Sam Taylor-Wood (*1967), initially a post-punk rebel from the London art scene in the late 1980s/early 1990s, ranks among the group of artists, whom we have gotten used to calling during that last two decades by the generalised, partially schematising name of YBA, that is “Young British Artists” (Tracey Emin, Jake & Dinos Chapman, Marcus Harvey, Damien Hirst, Gary Hume, Sarah Lucas and others). The three-letter abbreviation became for many a synonym for contemporary visual culture. At the same time, however, it represented a repetitive source of shocking statements on post-democratic society at the end of the 20th century. Even if the initial moment of surprise has come and gone, the refreshing expression of the majority of these artists has lasted and their artistic gestures have become a generally-understandable entity.
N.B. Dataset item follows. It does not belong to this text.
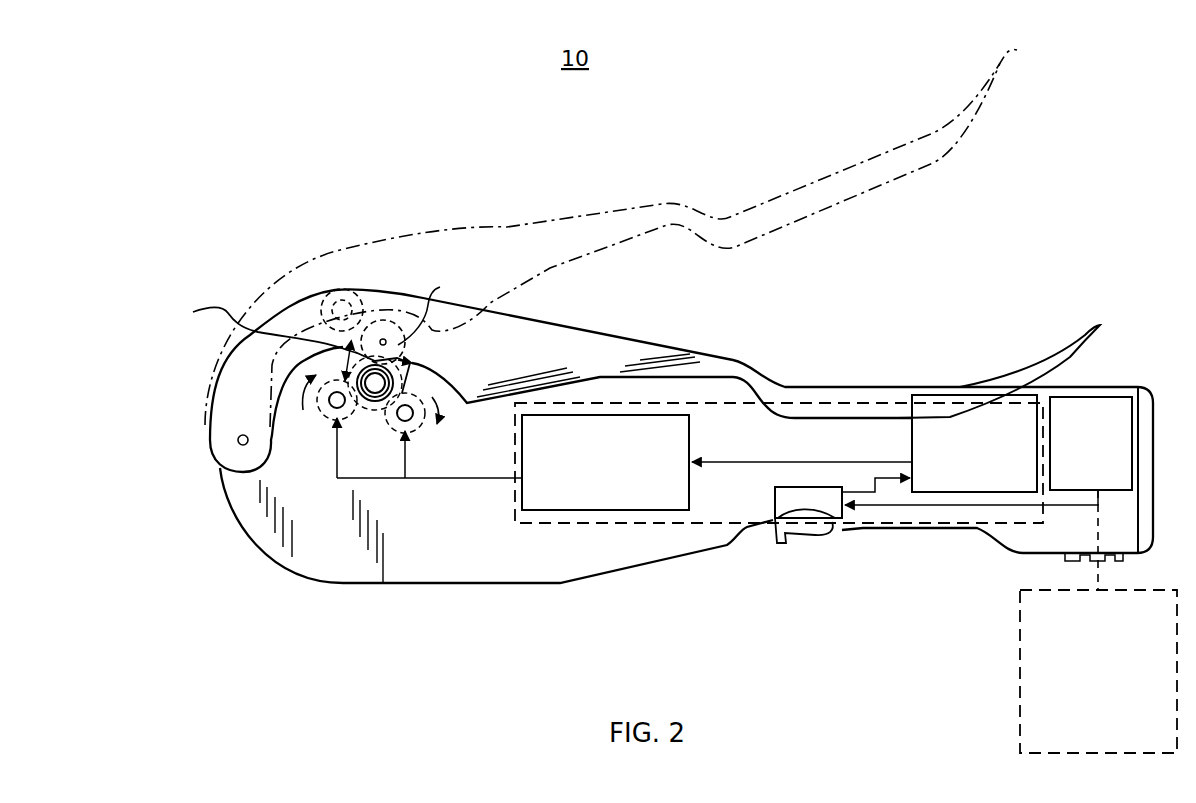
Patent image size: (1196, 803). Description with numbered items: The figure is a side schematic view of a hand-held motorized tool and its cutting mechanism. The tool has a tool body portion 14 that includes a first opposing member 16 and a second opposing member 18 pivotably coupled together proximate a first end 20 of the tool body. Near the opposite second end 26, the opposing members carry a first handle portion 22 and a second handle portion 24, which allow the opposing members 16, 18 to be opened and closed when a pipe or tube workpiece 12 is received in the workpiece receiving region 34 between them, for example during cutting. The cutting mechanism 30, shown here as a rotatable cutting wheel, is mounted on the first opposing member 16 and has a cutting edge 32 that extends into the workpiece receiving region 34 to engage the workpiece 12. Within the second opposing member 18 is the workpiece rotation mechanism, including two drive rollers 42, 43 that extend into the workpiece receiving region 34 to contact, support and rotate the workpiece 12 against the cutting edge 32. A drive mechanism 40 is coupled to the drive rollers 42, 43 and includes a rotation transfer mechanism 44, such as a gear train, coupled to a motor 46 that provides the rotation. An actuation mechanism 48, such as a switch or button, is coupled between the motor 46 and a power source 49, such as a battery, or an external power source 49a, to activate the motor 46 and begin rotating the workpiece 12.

It seems unreal that twenty years have passed since their surprisingly-mature and professionally-produced public shows took place in London’s dock area under the name, Freeze. It’s incredible that just a mere three years later (1991) the instantly-renowned and world-recognised magazine, Frieze, was established. This magazine presented, socialised and ultimately “museum-ised” the works of these representatives of Britain’s youngest generation of artists.